A large 'CPAC 22 Florida' sign stands in a convention hall. Former president Donald Trump was the favorite as a potential presidential nominee at CPAC in Orlando last weekend, but Gov. DeSantis came in second.
Matthew Peddie
Former president Donald Trump was the favorite as a potential presidential nominee at CPAC in Orlando last weekend, but Gov. DeSantis came in second.

The legislative session is wrapping up. Political commentators Dick Batchelor and Chris Carmody join us to talk about controversial bills headed for the governor’s desk and some of the takeaways from last weekend’s CPAC gathering.

“Trump is still the signal bearer for the party,” says Carmody, who is a shareholder with Gray Robinson and a Republican political analyst.

Carmody says it was not surprising that Trump won the CPAC straw poll as a favorite for the Republican nomination for president in 2024, followed by Gov. Ron DeSantis.

“He was the nominee, many folks think he didn’t even lose that election. And then you’ve got Governor DeSantis, who’s up and coming. And I think, if anything, this straw poll shows that he is the future of the party beyond Trump.”

Dick Batchelor, a former Democratic state lawmaker and founder of the Dick Batchelor Management Group, agrees that DeSantis was playing to a national audience at CPAC.

“His legislative agenda was the anti-Fauci…the whole anti mask thing, the whole critical race theory thing, the whole woke thing. All those issues are bundled around the red meat for the right wing part of the party, which is the kind of the Trump wing of the party.”

“He’s got some calculations,” to make before the 2024 election, says Batchelor.

“You can’t get too far out [from Trump] because if you do Donald Trump has proven, you will throw you under the bus quickly.”

Chris Carmody and Dick Batchelor. Photo: Matthew Peddie, WMFE

Carmody says for some Republicans, the Russian invasion of Ukraine represents tricky political waters.

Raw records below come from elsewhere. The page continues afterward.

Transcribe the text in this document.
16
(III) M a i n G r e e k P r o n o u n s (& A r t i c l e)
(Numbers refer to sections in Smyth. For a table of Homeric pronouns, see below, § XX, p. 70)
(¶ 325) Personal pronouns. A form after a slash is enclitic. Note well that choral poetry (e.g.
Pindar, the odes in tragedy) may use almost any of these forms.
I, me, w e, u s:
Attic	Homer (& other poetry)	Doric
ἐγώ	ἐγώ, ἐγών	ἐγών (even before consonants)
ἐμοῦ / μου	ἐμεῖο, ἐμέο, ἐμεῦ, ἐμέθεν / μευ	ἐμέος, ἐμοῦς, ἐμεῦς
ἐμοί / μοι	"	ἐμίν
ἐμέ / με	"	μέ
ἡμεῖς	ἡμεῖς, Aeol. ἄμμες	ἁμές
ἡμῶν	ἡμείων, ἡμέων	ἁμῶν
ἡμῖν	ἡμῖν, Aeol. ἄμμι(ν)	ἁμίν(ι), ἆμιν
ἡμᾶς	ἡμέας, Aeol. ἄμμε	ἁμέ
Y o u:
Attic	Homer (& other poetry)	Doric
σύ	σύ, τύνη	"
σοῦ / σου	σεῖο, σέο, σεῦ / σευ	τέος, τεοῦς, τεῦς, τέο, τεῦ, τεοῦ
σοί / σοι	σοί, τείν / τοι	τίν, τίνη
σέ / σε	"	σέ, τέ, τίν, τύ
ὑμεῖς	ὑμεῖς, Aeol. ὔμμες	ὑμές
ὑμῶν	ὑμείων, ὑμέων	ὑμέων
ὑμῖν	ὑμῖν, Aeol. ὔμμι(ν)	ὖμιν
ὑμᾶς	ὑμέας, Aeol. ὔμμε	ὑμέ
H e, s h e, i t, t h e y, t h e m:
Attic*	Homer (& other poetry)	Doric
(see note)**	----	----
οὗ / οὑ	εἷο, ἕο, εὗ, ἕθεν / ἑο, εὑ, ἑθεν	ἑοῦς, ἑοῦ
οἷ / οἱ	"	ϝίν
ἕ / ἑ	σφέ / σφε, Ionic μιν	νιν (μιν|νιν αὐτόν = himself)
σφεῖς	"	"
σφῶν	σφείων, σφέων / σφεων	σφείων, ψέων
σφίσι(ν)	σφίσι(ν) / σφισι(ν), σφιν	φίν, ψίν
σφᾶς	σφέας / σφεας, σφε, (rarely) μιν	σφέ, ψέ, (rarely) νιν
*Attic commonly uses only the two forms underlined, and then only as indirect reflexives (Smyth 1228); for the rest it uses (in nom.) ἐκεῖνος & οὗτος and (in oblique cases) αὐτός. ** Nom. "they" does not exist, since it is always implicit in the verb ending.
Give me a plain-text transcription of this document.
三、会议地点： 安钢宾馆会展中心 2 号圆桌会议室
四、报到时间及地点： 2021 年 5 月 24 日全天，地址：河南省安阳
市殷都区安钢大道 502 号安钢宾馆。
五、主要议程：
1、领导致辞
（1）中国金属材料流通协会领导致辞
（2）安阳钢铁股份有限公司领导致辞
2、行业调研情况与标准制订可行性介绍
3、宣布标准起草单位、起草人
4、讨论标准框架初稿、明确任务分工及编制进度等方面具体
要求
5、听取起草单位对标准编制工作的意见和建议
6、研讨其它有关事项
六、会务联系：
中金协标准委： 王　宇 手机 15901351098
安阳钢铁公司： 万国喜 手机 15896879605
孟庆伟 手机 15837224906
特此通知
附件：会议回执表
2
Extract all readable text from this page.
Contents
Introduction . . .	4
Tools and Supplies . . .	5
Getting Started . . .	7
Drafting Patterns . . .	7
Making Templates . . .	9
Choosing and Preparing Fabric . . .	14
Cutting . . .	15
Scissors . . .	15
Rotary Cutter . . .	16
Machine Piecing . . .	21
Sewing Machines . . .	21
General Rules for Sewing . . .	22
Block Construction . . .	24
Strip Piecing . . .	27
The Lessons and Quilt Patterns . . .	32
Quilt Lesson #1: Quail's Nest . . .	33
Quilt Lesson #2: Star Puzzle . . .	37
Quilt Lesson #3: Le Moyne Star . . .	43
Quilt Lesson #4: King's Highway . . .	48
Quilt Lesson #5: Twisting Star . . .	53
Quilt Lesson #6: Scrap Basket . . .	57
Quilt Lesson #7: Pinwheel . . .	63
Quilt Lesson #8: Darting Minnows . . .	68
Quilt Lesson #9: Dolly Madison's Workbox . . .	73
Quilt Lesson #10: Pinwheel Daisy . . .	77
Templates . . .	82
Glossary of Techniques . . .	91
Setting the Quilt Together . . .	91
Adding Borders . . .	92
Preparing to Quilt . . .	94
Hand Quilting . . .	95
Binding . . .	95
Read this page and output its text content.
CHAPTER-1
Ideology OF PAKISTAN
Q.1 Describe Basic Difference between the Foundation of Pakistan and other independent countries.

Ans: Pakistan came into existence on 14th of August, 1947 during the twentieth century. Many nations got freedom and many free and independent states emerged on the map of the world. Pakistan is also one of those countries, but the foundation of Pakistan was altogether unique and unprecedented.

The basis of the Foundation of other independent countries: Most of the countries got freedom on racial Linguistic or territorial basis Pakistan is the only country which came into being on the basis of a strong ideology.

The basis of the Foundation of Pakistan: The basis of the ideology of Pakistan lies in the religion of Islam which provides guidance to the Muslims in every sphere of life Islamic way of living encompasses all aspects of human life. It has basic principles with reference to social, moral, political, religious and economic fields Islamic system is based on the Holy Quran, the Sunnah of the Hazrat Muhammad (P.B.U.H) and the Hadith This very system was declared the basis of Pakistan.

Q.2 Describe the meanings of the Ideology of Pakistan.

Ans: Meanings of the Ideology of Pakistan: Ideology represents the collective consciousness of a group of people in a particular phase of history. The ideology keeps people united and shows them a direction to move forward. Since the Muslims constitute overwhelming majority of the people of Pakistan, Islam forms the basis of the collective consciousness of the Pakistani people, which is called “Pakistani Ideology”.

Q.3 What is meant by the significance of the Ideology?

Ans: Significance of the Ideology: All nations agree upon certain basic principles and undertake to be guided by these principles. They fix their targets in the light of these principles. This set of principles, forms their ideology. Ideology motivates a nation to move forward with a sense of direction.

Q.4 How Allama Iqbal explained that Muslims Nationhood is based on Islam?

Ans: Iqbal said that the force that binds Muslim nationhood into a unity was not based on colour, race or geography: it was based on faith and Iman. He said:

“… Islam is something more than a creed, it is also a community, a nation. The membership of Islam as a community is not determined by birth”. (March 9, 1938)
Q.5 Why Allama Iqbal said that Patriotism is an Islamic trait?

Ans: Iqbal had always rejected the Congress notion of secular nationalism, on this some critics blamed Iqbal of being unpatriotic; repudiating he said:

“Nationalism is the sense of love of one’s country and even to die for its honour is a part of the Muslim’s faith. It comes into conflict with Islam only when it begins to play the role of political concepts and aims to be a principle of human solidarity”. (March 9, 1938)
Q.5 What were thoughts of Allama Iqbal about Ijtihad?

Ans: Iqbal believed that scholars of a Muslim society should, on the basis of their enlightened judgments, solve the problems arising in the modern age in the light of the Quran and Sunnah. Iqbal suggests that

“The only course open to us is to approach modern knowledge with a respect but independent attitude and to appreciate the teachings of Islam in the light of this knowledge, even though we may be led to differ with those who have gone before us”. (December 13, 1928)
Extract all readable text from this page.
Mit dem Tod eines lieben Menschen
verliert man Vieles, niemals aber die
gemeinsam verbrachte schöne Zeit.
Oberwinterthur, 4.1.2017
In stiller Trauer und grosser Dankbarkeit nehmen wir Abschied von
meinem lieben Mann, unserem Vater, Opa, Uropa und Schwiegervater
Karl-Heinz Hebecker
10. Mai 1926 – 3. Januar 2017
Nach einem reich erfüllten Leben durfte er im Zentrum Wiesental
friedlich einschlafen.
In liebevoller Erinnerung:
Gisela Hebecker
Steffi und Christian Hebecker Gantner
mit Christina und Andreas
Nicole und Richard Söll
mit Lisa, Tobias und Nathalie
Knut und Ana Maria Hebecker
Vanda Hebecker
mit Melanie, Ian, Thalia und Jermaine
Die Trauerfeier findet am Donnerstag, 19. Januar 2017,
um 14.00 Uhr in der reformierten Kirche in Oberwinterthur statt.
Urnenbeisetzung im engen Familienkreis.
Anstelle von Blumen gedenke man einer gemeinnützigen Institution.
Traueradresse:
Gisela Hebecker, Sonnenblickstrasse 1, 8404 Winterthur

“I think many of these hardcore conservatives have struggled maybe a little bit because they’re viewing Putin as this guy that was reached out to by their their leader, so to speak, Trump, and now they’re questioning whether that’s right or wrong.”

With the session entering its final days, Batchelor says Democrats have not had much to celebrate, outnumbered as they are in the legislature.

“I said at the beginning of the session, I mean, if you look at the House in particular, where they are out voted almost two to one, they really don’t have a strong agenda that they can advance anyway,” says Batchelor.

Meanwhile, lawmakers in both chambers still have to reconcile the budget.

“The big story is we are highly likely to have the first official budget well over $100 billion,” says Carmody.

“This one, unless  there’s draconian cuts will be well over $100 billion the way it’s set up, but I think they work it out. I’m not hearing major differences on the budget right now between the two chambers, meaning major friction points. I think they’re working through all the differences.”